Vanier winner wants to safeguard dams

    "It is our part to play in protecting people and the planet."

    By Robyn Braun and Richard Cairney on July 13, 2017

    (EDMONTON)  Elena Zabolotnii, a PhD student in the Department of Civil and Environmental Engineering, is one of two recipients Faculty of Engineering recipients of the prestigious Vanier Canada Scholarship. The award recognizes academic excellent and leadership, and is valued at $150,000 over three years. 

    Working under the supervision of civil engineering professor Ward Wilson, an international expert in mine tailings ponds, Zabolotnii is researching the catastrophic failure of a mining dam. 

    Q: Can you briefly describe your research?

    A: I’m investigating the Mount Polley Tailings Storage Facility failure of August 2014. I’m specifically interested in the failure mechanism and the soil strength at failure.

    Q: What impact could your research findings have?

    A: My work is part of a greater effort by the geotechnical research community here in Canada and elsewhere to ensure that dams and similar structures do not fail in the future. It is our part to play in protecting people and the planet.

    Q: You already were working as an engineer but chose to come back to school—why? What do you hope to gain from this experience?

    A: I worked as a consulting engineer and enjoyed doing that. However, I’m never content with just doing my job as per description: it’s in my nature to always get to the bottom of things, to understand what is ticking inside. I ended up turning a number of my projects into research opportunities.

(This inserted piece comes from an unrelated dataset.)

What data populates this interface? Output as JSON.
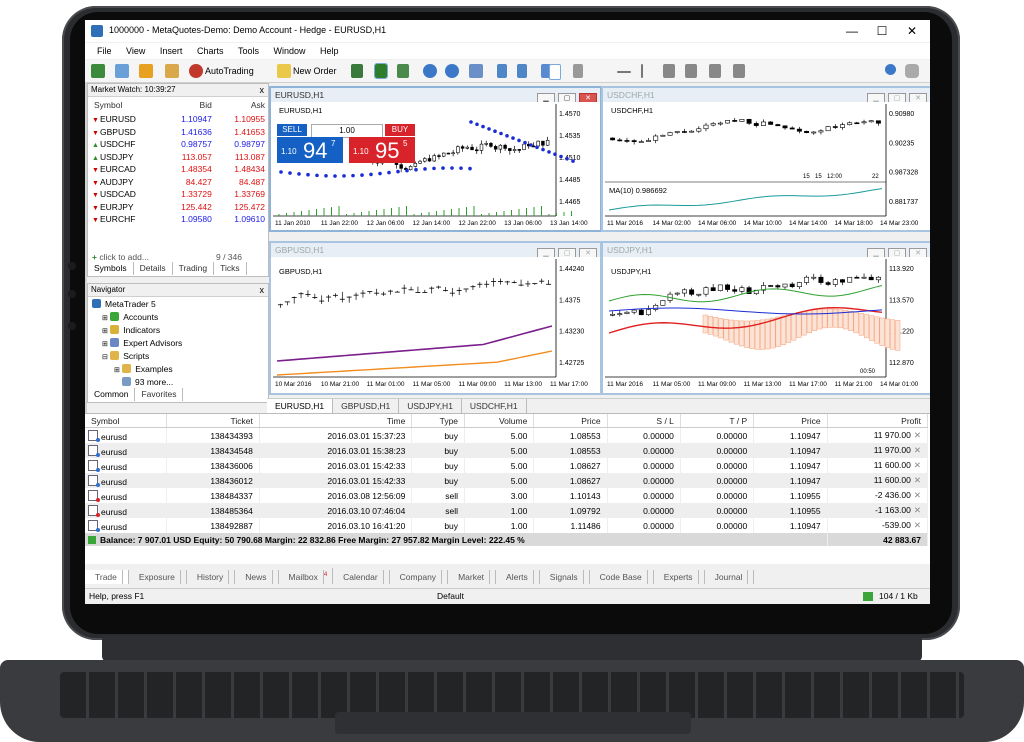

    I decided the best strategy to have an interesting, fulfilling life is to do graduate studies. A PhD opens up a lot of opportunities—to partake in cutting-edge research, in nation-building projects; to be the designer, not just follow the design. When I’m old and look back at my life, I want to be able to say that I was part of something that matters.

    I’d also like to teach. We tend to somewhat undervalue teachers, whether they are school teachers or university professors. They are far more critical to the health of society than we give them credit for.

    Q: What does it mean to you to be awarded the Vanier Scholarship?

    A: It goes without saying that the Vanier scholarship gives me the financial means to fully focus on research. Being a graduate student can be financially challenging, and it is common to take on side jobs to earn enough money. Doing so can have devastating effects on one's ability to research and think creatively. I’m fortunate to be able to fully immerse myself in my research. It will make a difference in the quality of my work, I am sure of that.

    However, being a Vanier scholar is much more than just being awarded money. It’s a vote of confidence in one’s work and ability. The Vanier scholarship is designed to attract world-class researchers to Canadian universities; it is a part of a national strategy to build Canadian science and innovation. Being part of this process is, frankly, very humbling to me.